Not so fast. The Solow paradox, named for economist Robert Solow, suggests that despite advances in information technology, a counter-intuitive delay or even negative impact on productivity growth can follow. For example, in the United States through the 1970s and 1980s, despite rapid developments in computing and information technologies, productivity gains slowed measurably. Absolute gains only emerged 10 to 20 years later when the U.S. economy began to reap the benefits of these foundational technologies. 

This paradox has been observed in radiology,1 for example, in situations where AI has been implemented with high sensitivity at the expense of specificity. Radiologists then may face the dilemma of disagreeing with AI and either hedging, potentially leading to unnecessary interventions or having to over explain their reasoning for fear of medical-legal consequences. 

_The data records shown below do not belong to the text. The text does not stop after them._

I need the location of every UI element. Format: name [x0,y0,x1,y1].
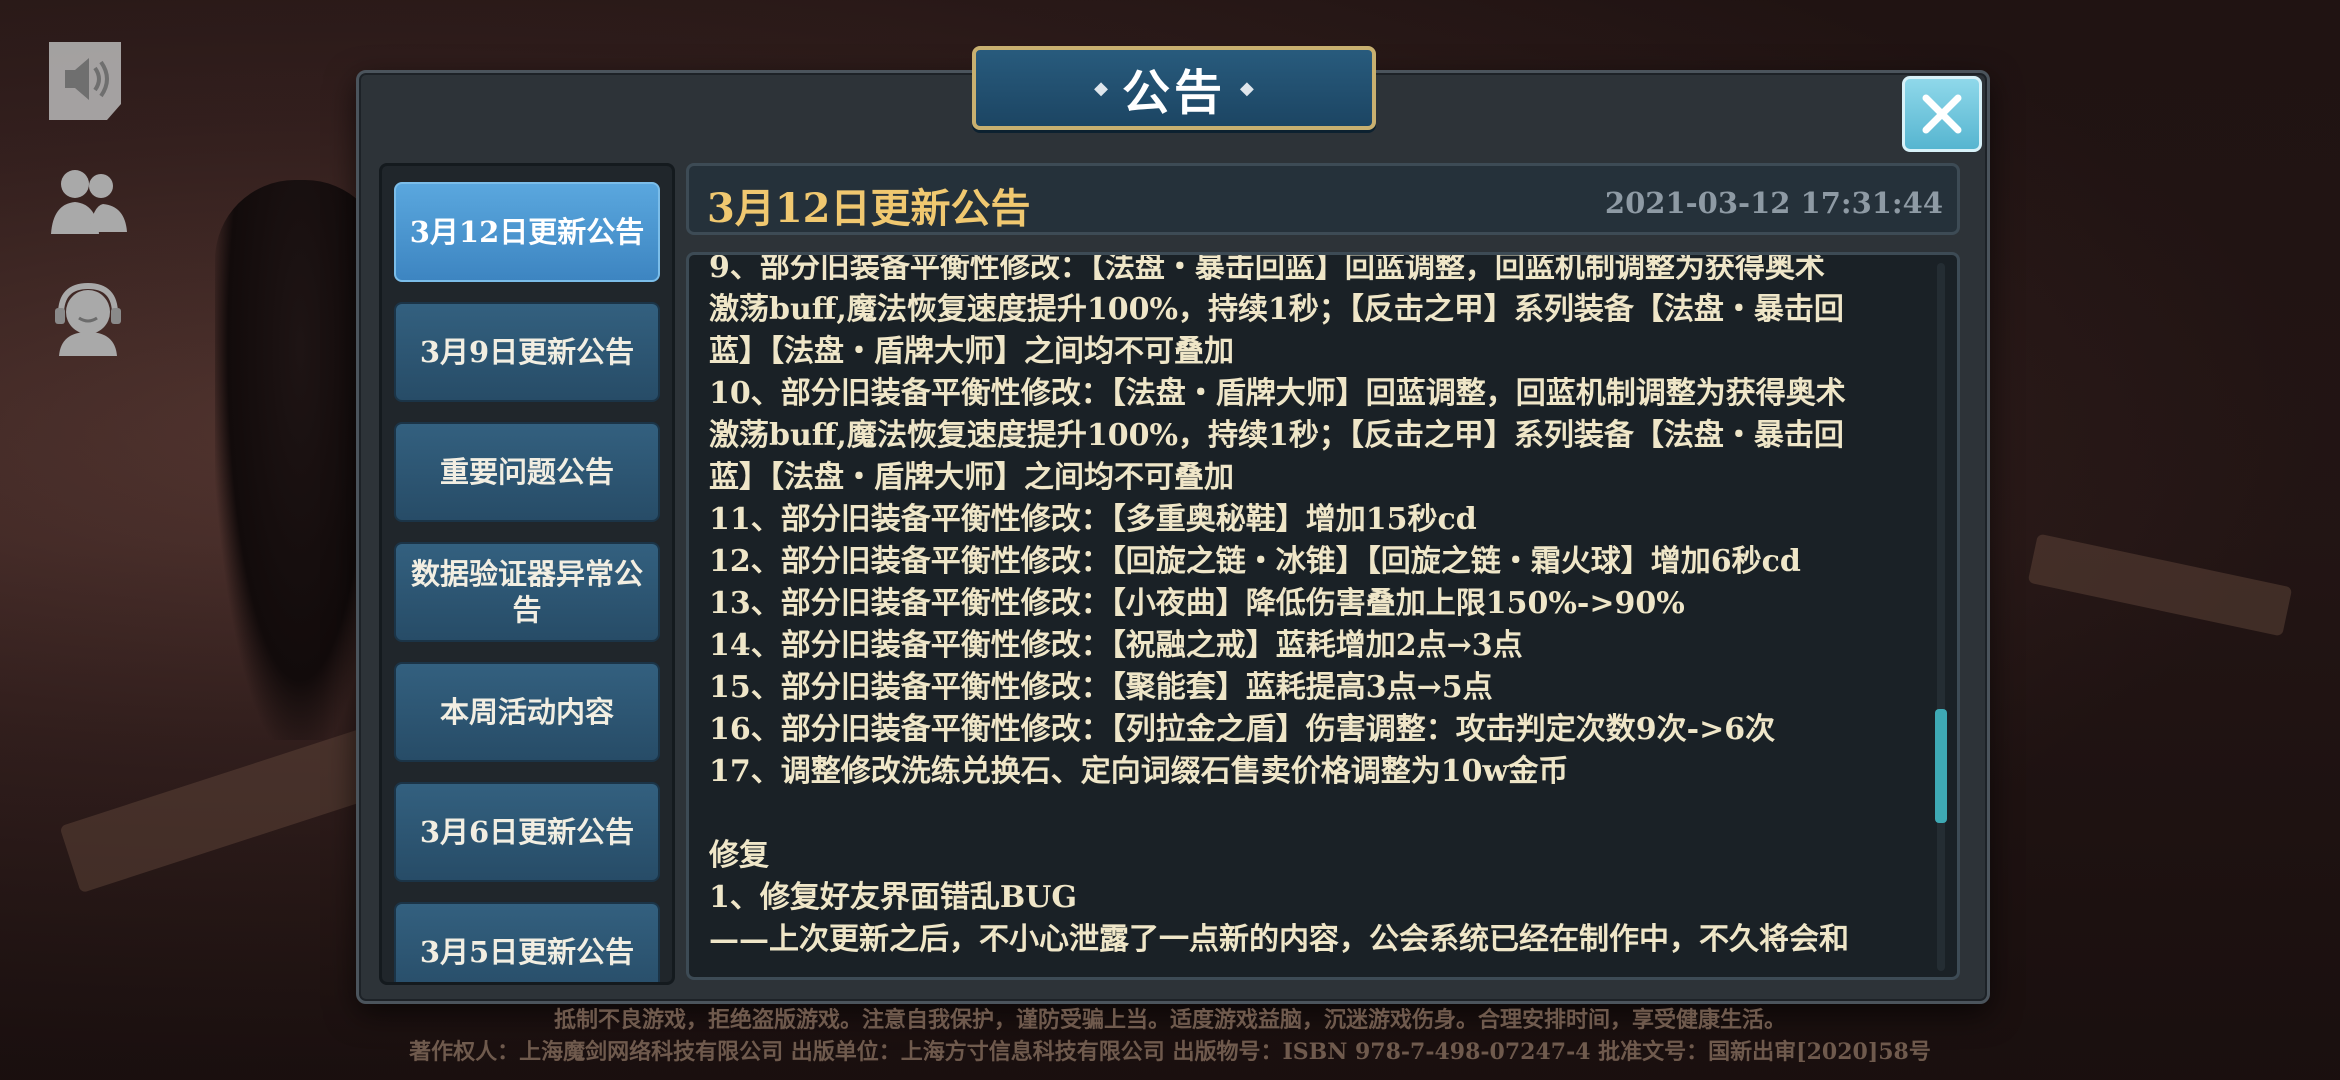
content-line: 9、部分旧装备平衡性修改：【法盘・暴击回蓝】回蓝调整，回蓝机制调整为获得奥术 [709,252,1825,285]
content-line: 16、部分旧装备平衡性修改：【列拉金之盾】伤害调整：攻击判定次数9次->6次 [709,712,1776,747]
title-decoration-icon: ◆ [1094,77,1108,99]
scrollbar-thumb[interactable] [1935,708,1947,823]
content-timestamp: 2021-03-12 17:31:44 [1604,186,1943,220]
content-line: 激荡buff,魔法恢复速度提升100%，持续1秒；【反击之甲】系列装备【法盘・暴… [709,418,1844,453]
tab-0305-update[interactable]: 3月5日更新公告 [394,902,660,982]
friends-icon [51,170,127,234]
footer-health-notice: 抵制不良游戏，拒绝盗版游戏。注意自我保护，谨防受骗上当。适度游戏益脑，沉迷游戏伤… [553,1007,1786,1033]
content-text: 9、部分旧装备平衡性修改：【法盘・暴击回蓝】回蓝调整，回蓝机制调整为获得奥术 激… [709,255,1917,961]
friends-button[interactable] [45,158,131,244]
tab-0312-update[interactable]: 3月12日更新公告 [394,182,660,282]
content-blank-line [709,793,1917,835]
tab-0309-update[interactable]: 3月9日更新公告 [394,302,660,402]
tab-0306-update[interactable]: 3月6日更新公告 [394,782,660,882]
footer-publisher-info: 著作权人：上海魔剑网络科技有限公司 出版单位：上海方寸信息科技有限公司 出版物号… [409,1039,1931,1065]
content-line: 1、修复好友界面错乱BUG [709,880,1078,915]
content-scroll-area[interactable]: 9、部分旧装备平衡性修改：【法盘・暴击回蓝】回蓝调整，回蓝机制调整为获得奥术 激… [686,252,1960,980]
tab-weekly-events[interactable]: 本周活动内容 [394,662,660,762]
content-line: 12、部分旧装备平衡性修改：【回旋之链・冰锥】【回旋之链・霜火球】增加6秒cd [709,544,1801,579]
content-section-heading: 修复 [709,838,769,873]
content-line: 11、部分旧装备平衡性修改：【多重奥秘鞋】增加15秒cd [709,502,1477,537]
close-button[interactable] [1902,76,1982,152]
content-line: 蓝】【法盘・盾牌大师】之间均不可叠加 [709,334,1234,369]
content-line: 10、部分旧装备平衡性修改：【法盘・盾牌大师】回蓝调整，回蓝机制调整为获得奥术 [709,376,1846,411]
panel-title: 公告 [1121,65,1226,121]
close-icon [1922,94,1962,134]
support-button[interactable] [45,276,131,362]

In retina, how will our efficiency change when AI detects fluid in an OCT volume scan of a patient with intermediate age-related macular degeneration that you’re convinced doesn’t have neovascularization?

There’s also the likely scenario that AI-assisted population screening will meaningfully increase our patient volumes. I recently comoderated a session that included a talk on an iPhone camera-based AMD screening tool. The threshold for patient referral was intermediate AMD regardless of symptoms or signs of advanced AMD. My comoderator, Clare Bailey, MD,  made an astute point that left the audience silent: Most health-care systems will not be able to see all of these patients. 

An analogous situation may emerge for patients with diabetic retinopathy identified through the many AI-enabled systems that have been cleared by or are being reviewed by regulatory agencies globally.  

As we continue to integrate AI into our clinics, we must be ready to adapt to the associated, and sometimes paradoxical, practical implications and challenges. RS  



REFERENCE

1. Jha S. Algorithms at the gate—radiology’s AI adoption dilemma. JAMA. 2023;330:1615-1616.